Caças autônomas, submarinos não tripulados e drones deverão ganhar papel central na estratégia militar do Reino Unido nos próximos anos. O direcionamento faz parte de um plano de defesa anunciado nesta terça-feira, 30, em meio às mudanças provocadas pelo avanço tecnológico nos conflitos.

Chamado de Plano de Investimento em Defesa, o pacote foi adiado várias vezes durante negociações entre chefes militares e o Tesouro sobre os custos de preparação das Forças Armadas para um cenário de segurança mais deteriorado. Assim como outros países da Otan, o Reino Unido sofre pressão para ampliar os gastos militares diante de uma Rússia mais agressiva e de uma percepção de menor previsibilidade dos Estados Unidos.

O primeiro-ministro Keir Starmer afirmou que a iniciativa manterá o país seguro em “um mundo mais perigoso e volátil do que em qualquer momento das últimas décadas”.

Apesar disso, o plano não traz o compromisso de aumentar as despesas para 3% do PIB até 2030. Esse foi um dos pontos que, segundo relatos, foram desenvolvidos para a renúncia de John Healey ao cargo de ministro de Defesa, em 11 de junho.

Ao deixar o governo, Healey acusou o Executivo de subinvestir nas Forças Armadas em um momento de “ameaças crescentes”. Ele citou uma avaliação da inteligência britânica segundo a qual a Rússia poderia atacar um membro da Otan até 2030. Healey afirmou ainda que a proposta do Tesouro elevaria os gastos para apenas 2,68% do PIB em 2030, depois de atingir 2,6% no próximo ano.

Starmer disse que Dan Jarvis, sucessor de Healey no Ministério da Defesa, trabalhou para “aprimorar e fortalecer” o plano. A versão atual prevê 15 bilhões de libras, acima dos 13,5 bilhões de libras da proposta anterior, mas abaixo dos 28 bilhões de libras defendidos pelas autoridades da área.

Segundo Starmer, a meta de 3% será alcançada “no próximo Parlamento”, período que pode se estender até 2034.

O primeiro-ministro também afirmou que o plano garantirá “capacidades de ponta” às Forças Armadas para dissuadir ameaças emergentes e proteger a população. A íntegra do documento deve ser publicada ainda nesta terça-feira.

O plano funciona como roteiro para que o Reino Unido avance em direção à meta da Otan de 3,5% do PIB em gastos militares até 2035. As Forças Armadas buscam reverter anos de perda de capacidade diante de uma Rússia mais assertiva, que invadiu a Ucrânia em 2022 e tem intensificado testes às defesas europeias com ações abertas e descobertas.

O governo britânico usa como referência o impacto dos drones na guerra da Ucrânia, onde o país utiliza cerca de 200 mil aparelhos por mês para conter as forças russas. A intenção é investir bilhões em sistemas de drones em todos os ramos militares. No lugar de uma frota projetada de novos atiradores, a Marinha Real deverá receber embarcações híbridas que funcionarão como centros de comando para drones.

“A própria natureza do conflito está mudando diante dos nossos olhos”, disse Starmer em discurso num fabricante de drones próximo a Londres. Ele afirmou que, com tecnologia avançada, as forças ucranianas destruíram a frota russa do Mar Negro, “atacaram profundamente o território russo e impediram o avanço de um dos maiores exércitos do mundo”.

O Reino Unido e outros países da Otan também têm sido pressionados pelo presidente dos Estados Unidos, Donald Trump, para aumentar os gastos com defesa. Trump questiona com frequência a utilidade da aliança e afirma que Washington garante a segurança de países europeus que contribuiriam menos do que deveriam.
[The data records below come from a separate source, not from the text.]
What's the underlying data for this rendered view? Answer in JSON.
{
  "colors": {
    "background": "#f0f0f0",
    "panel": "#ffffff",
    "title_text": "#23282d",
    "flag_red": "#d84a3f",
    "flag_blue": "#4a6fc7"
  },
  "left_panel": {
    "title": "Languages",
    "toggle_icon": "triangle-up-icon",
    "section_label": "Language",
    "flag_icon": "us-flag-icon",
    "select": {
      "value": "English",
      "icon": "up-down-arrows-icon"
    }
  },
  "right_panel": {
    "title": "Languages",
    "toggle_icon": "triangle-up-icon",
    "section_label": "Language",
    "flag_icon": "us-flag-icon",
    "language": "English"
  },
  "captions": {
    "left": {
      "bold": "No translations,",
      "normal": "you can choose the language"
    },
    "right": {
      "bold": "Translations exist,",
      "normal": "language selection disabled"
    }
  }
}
As renúncias de Healey e do ministro júnior da Defesa Al Carns fizeram parte de uma sequência de desgastes políticos que levaram Starmer a anunciar, na semana passada, que deixaria a carga. Ele deverá participar de uma cúpula de Otan na Turquia em 7 e 8 de julho, em um de seus últimos compromissos como primeiro-ministro.
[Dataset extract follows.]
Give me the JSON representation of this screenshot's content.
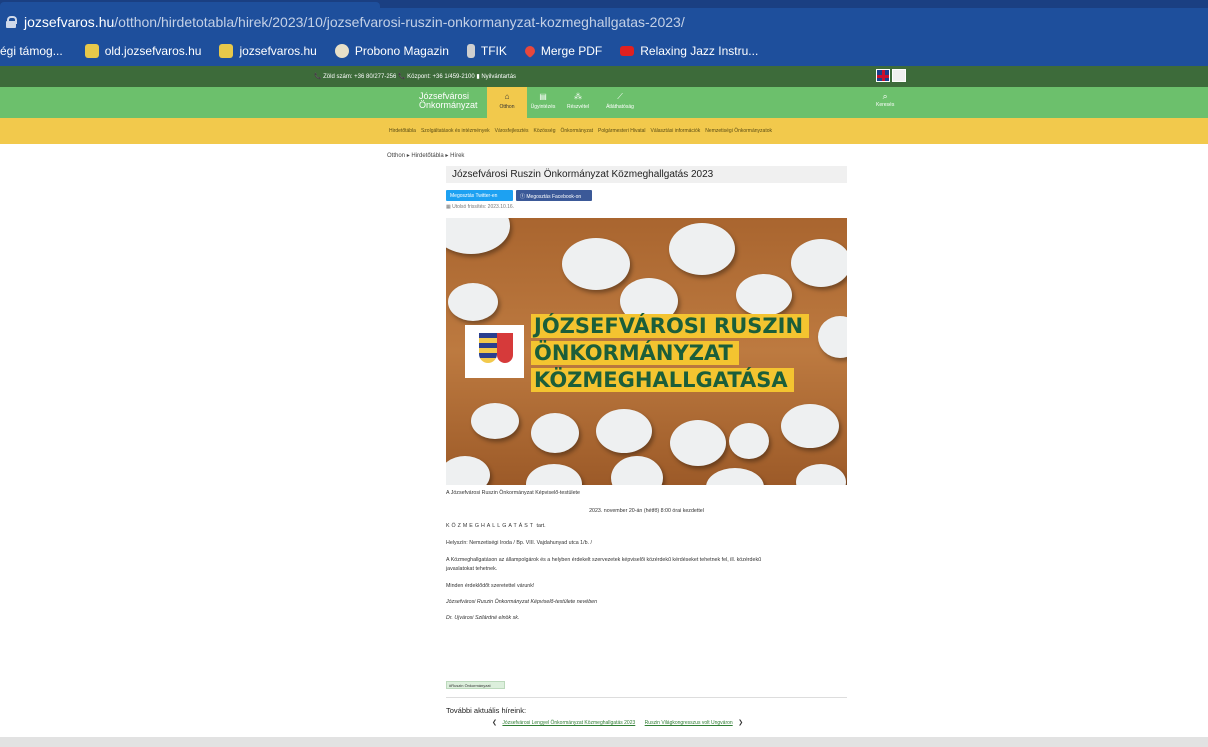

O provável sucessor, o ex-prefeito do Grande Manchester Andy Burnham, deverá enfrentar pressão para manter os compromissos do plano.

Na oposição, o porta-voz da Defesa do Partido Conservador, James Cartlidge, classificou a proposta como “insuficiente e tardia”. “O plano está quase um ano atrasado e só está sendo acelerado agora porque Keir Starmer está desesperado por um legado”, afirmou. Fonte: Dow Jones Newswires.

*Conteúdo traduzido com auxílio de Inteligência Artificial, revisado e editado pela Redação do Broadcast, sistema de notícias em tempo real do Grupo Estado.